Die Thematik der
Novelle ist für uns heute vor allem insofern weiterhin relevant, als dass sie auch
eine der ersten Geschichten ist, die den Verlauf einer psychischen Erkrankung
thematisiert. Im Anschluss an die Zeit der Romantik, in der Literaten sich
zunehmend auch mit dem psychischen Zustand ihrer Protagonisten auseinandersetzen,
begannen auch die Forschungen von Sigmund Freud, dessen Schriften ebenfalls bis
heute forschungsrelevant sind.
Im Sandmann wird beschrieben, wie Nathanael
nach und nach so sehr den Sinn für die Wirklichkeit verliert, dass er nicht
mehr zwischen Wahn und Realität differenzieren kann und sogar fast seine
Verlobte vom Rathausturm stößt.
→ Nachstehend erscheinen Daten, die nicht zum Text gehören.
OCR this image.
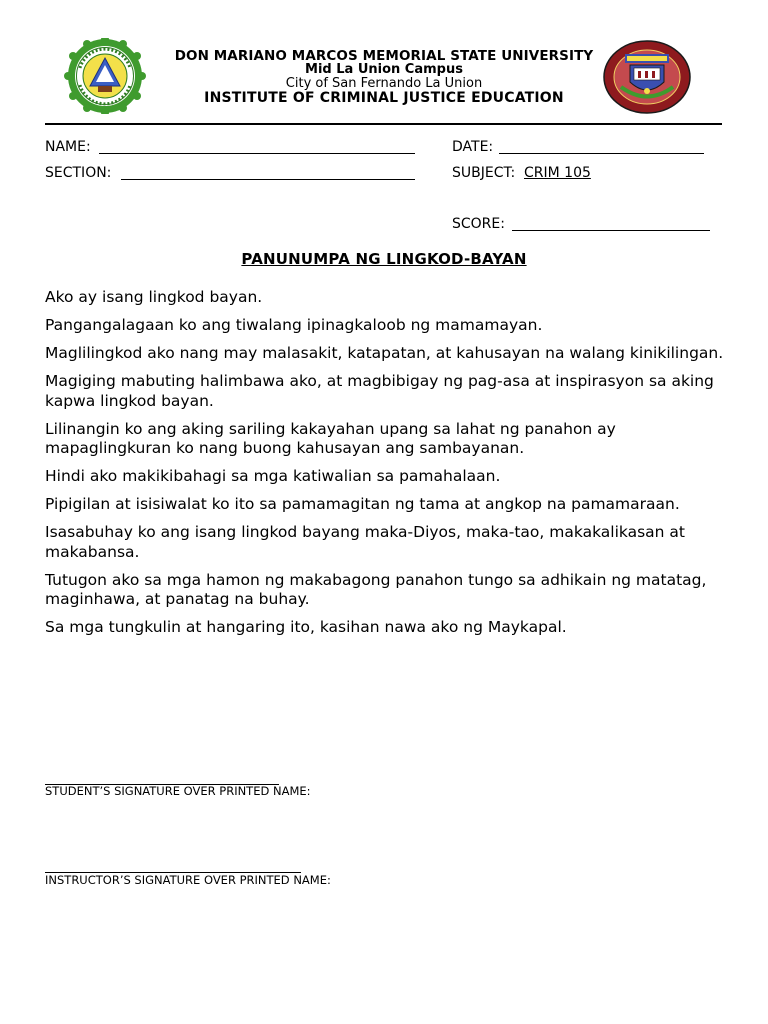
DON MARIANO MARCOS MEMORIAL STATE UNIVERSITY
Mid La Union Campus
City of San Fernando La Union
INSTITUTE OF CRIMINAL JUSTICE EDUCATION
NAME:	DATE:
SECTION:	SUBJECT: CRIM 105
SCORE:
PANUNUMPA NG LINGKOD-BAYAN

Ako ay isang lingkod bayan.

Pangangalagaan ko ang tiwalang ipinagkaloob ng mamamayan.

Maglilingkod ako nang may malasakit, katapatan, at kahusayan na walang kinikilingan.

Magiging mabuting halimbawa ako, at magbibigay ng pag-asa at inspirasyon sa aking kapwa lingkod bayan.

Lilinangin ko ang aking sariling kakayahan upang sa lahat ng panahon ay mapaglingkuran ko nang buong kahusayan ang sambayanan.

Hindi ako makikibahagi sa mga katiwalian sa pamahalaan.

Pipigilan at isisiwalat ko ito sa pamamagitan ng tama at angkop na pamamaraan.

Isasabuhay ko ang isang lingkod bayang maka-Diyos, maka-tao, makakalikasan at makabansa.

Tutugon ako sa mga hamon ng makabagong panahon tungo sa adhikain ng matatag, maginhawa, at panatag na buhay.

Sa mga tungkulin at hangaring ito, kasihan nawa ako ng Maykapal.

STUDENT’S SIGNATURE OVER PRINTED NAME:
INSTRUCTOR’S SIGNATURE OVER PRINTED NAME:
Es ist interessant, dass die Novelle in
gewisser Weise auch eine Art Ursachenforschung betreibt: Anscheinend verfolgt
Nathanael auch als erwachsener Mensch noch die Geschichte des Sandmanns, wobei
man sich fragen kann, inwiefern Coppola und Coppelius nun tatsächlich mit dieser
-einer Schauergeschichte entstammenden Figur- in Verbindung stehen. Ist es die
gleiche Person oder projiziert Nathanael nur die Albträume seiner Kindheit auf
Menschen seines Umfeldes, die ihm vielleicht aus ganz anderen Gründen Unbehagen
bereiten?
Die Zeit der Romantik
folgte auf die Epoche der Aufklärung, in der maßgeblich Rationalität im
Vordergrund stand. In der Romantik wand man sich dann mehr der Gefühlsebene zu
und Autoren und Autorinnen dieser Zeit setzten sich auch mit dem Innenleben
ihrer Figuren auseinander. Psychische Verfassung, Entwicklung und Erkrankung
beschäftigt uns bis heute und ist immer noch nicht vollends erforscht. Auch um
die Anerkennung dieser Art von Erkrankung muss weiterhin gekämpft werden, da
nicht alle Arten sich konkret diagnostizieren lassen.
Ebenfalls ein
weiterhin aktuelles und interessantes Thema ist das Verhältnis Mensch-Maschine
und technische Entwicklung. Im Sandmann ist es das Perspektiv, das Nathanael
Olimpia als lebendigen Menschen erscheinen lässt. Die Frage ist, ob es dies hingehend
modifiziert werden (konnte) und vielleicht Nathanael nur Opfer einer Intrige
ist. Zumindest wird nicht ganz deutlich, weshalb kein klares Einschreiten von
außen erfolgt und warum Nathanaels Professor Olimpia als seine Tochter ausgibt.
Auch wenn natürlich
heute die Entwicklung bereits an einem ganz anderen Punkt angekommen ist,
beschäftigen uns im Zusammenhang mit technischem Fortschritt weiterhin Fragen,
die sich vor allem dieser „dunkleren Seite“, die auch in der Romantik
thematisiert wird, zuschreiben lassen. Missbrauch von technischen Erfindungen
und die Grenze zwischen Realität und Erfindung (Beispiel menschliche Roboter)
werden auch Themen der Zukunft sein.